Questa logica di lungo termine, ovviamente, può creare problemi di gestione dell’impianto di Pomigliano nel breve. Occorrerà infatti procedere a una conversione delle linee produttive e orientare l’impiego dei lavoratori in ragione della nuova missione produttiva dello stabilimento, un’operazione che può evidentemente comportare il ricorso agli ammortizzatori sociali. Un altro problema è costituito dal temporaneo distacco di una quota dei lavoratori di Pomigliano alle linee di Cassino. Ma sono problemi superabili in vista di un rafforzamento della struttura produttiva italiana tale da favorire, in prospettiva, il suo incorporamento all’interno di un altro perimetro di gruppo.
A ben vedere, il nodo irrisolto di ogni ragionamento sul futuro della produzione automobilistica italiana dipende dalla piega che prenderà il destino di Fiat Chrysler. Il passaggio della Opel a Psa contribuisce a rendere più urgente una soluzione per Fca, a cui Marchionne vorrebbe probabilmente legare l’ultima fase della sua direzione del gruppo automobilistico. Non sono tanti i soggetti che potrebbero incorporare Fca. L’ipotesi General Motors, su cui Marchionne ha lavorato a lungo, non ha mai assunto vera concretezza, per il secco rifiuto di Mary Barra di prenderla in considerazione. Ecco perché a Ginevra Marchionne ha voluto segnalare una disponibilità nei confronti di Volkswagen, che però ha subito smentito anch’essa ogni interesse in tal senso.

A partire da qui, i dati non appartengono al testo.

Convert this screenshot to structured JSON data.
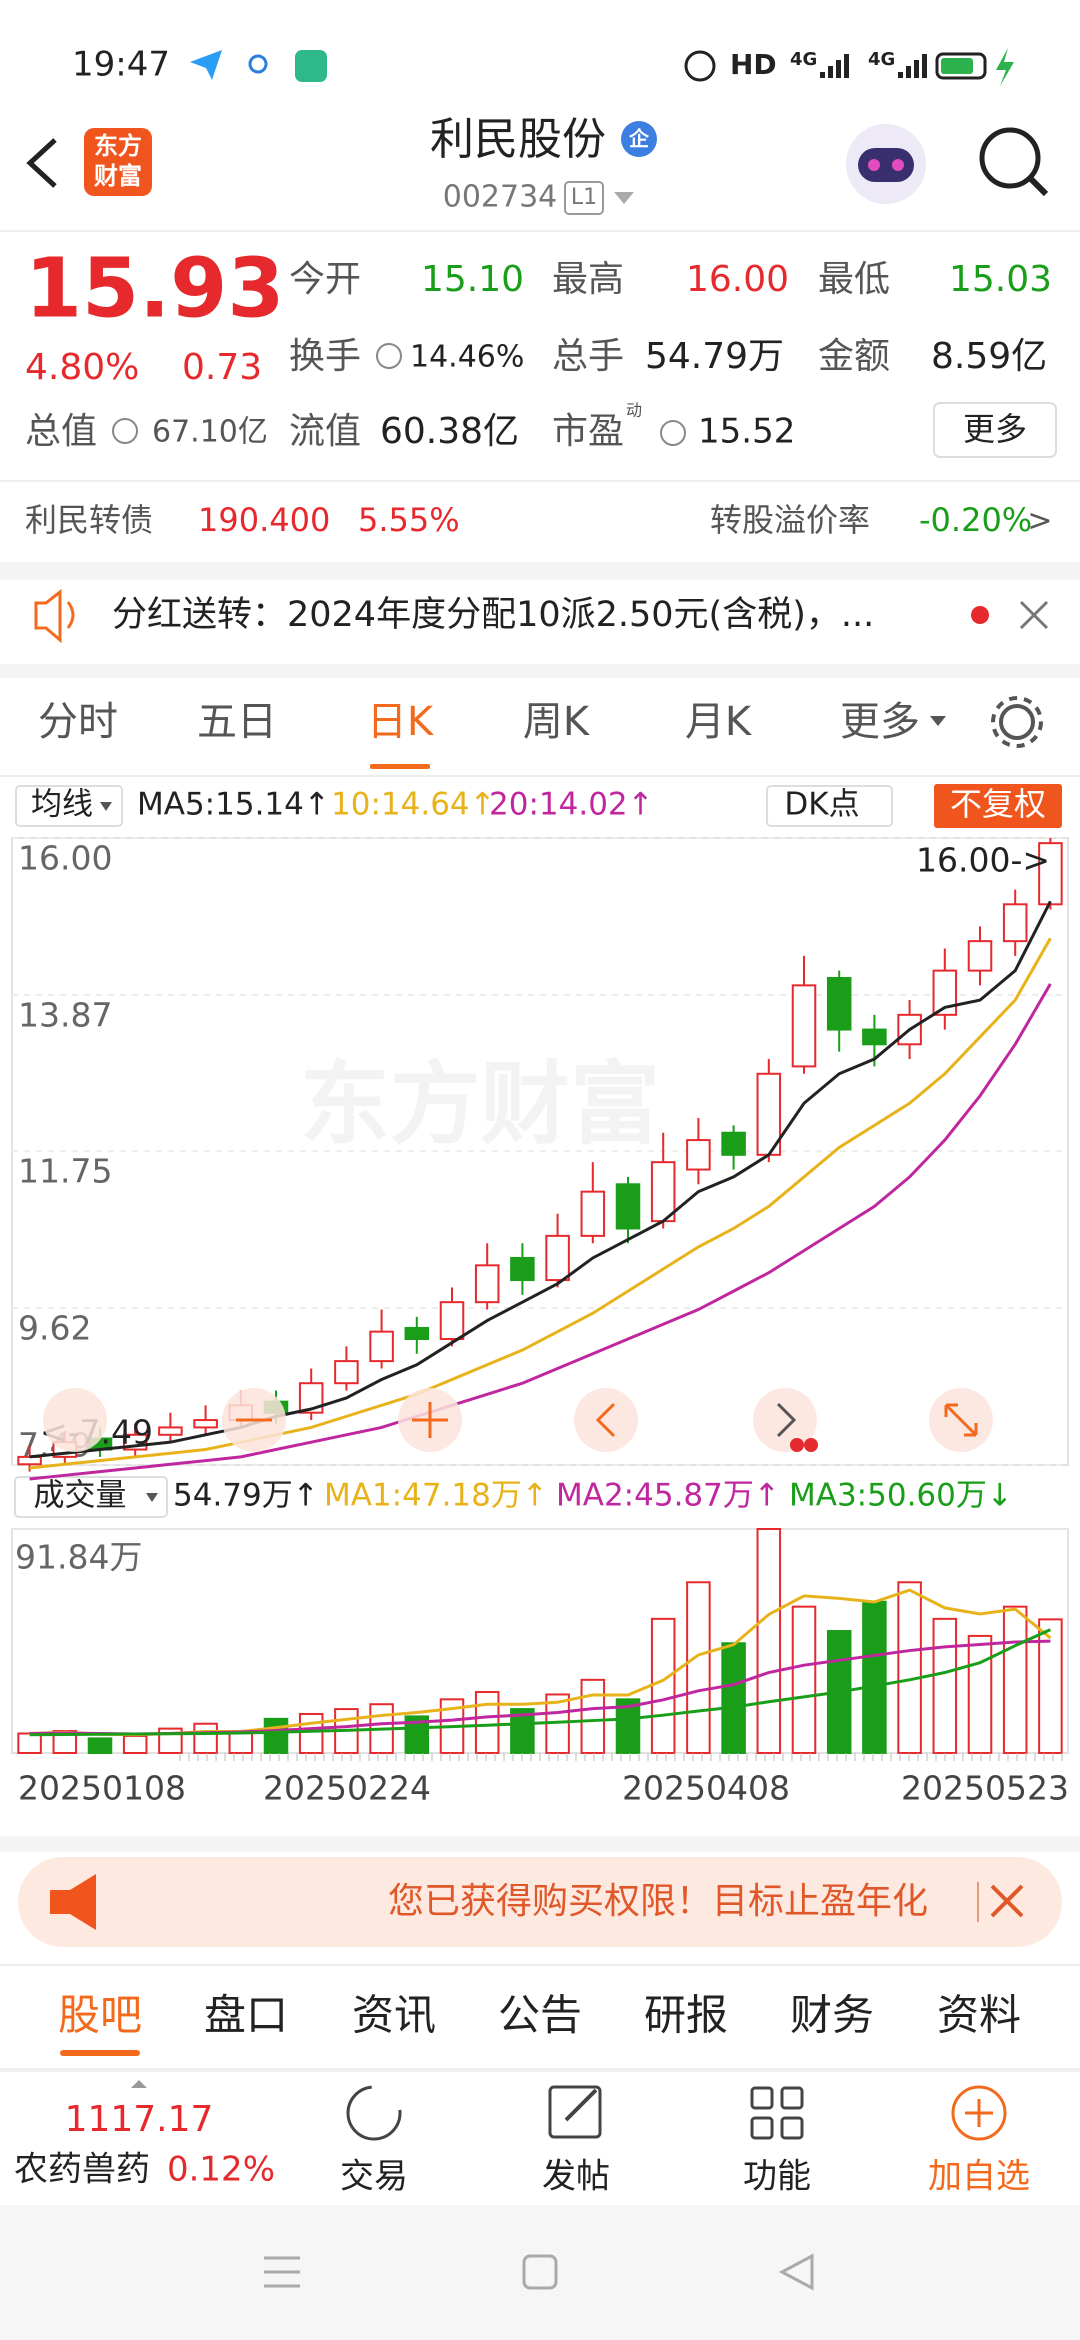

In questo momento, non rientra nei piani né di General Motors né di Volkswagen dare adito a un progetto di incorporazione che appare loro troppo complicato e costoso. Sanno di avere il coltello dalla parte del manico e pensano forse che avrebbero da guadagnare piuttosto da uno smembramento di Fca. Proprio la soluzione che Marchionne ricusa, almeno – ha aggiunto – fino a quando ci sarà lui sul ponte di comando di Fca: ciò che appunto non esclude che possa essere praticata in un domani nemmeno troppo lontano.
Per le fabbriche italiane quel che conta è mettere in sicurezza una struttura produttiva in grado di preservare il proprio assetto per un periodo di tempo prevedibile. Un obiettivo che si potrà ottenere più facilmente quanto più esse saranno focalizzate su prodotti capaci di generare reddito anche con volumi complessivi non elevati.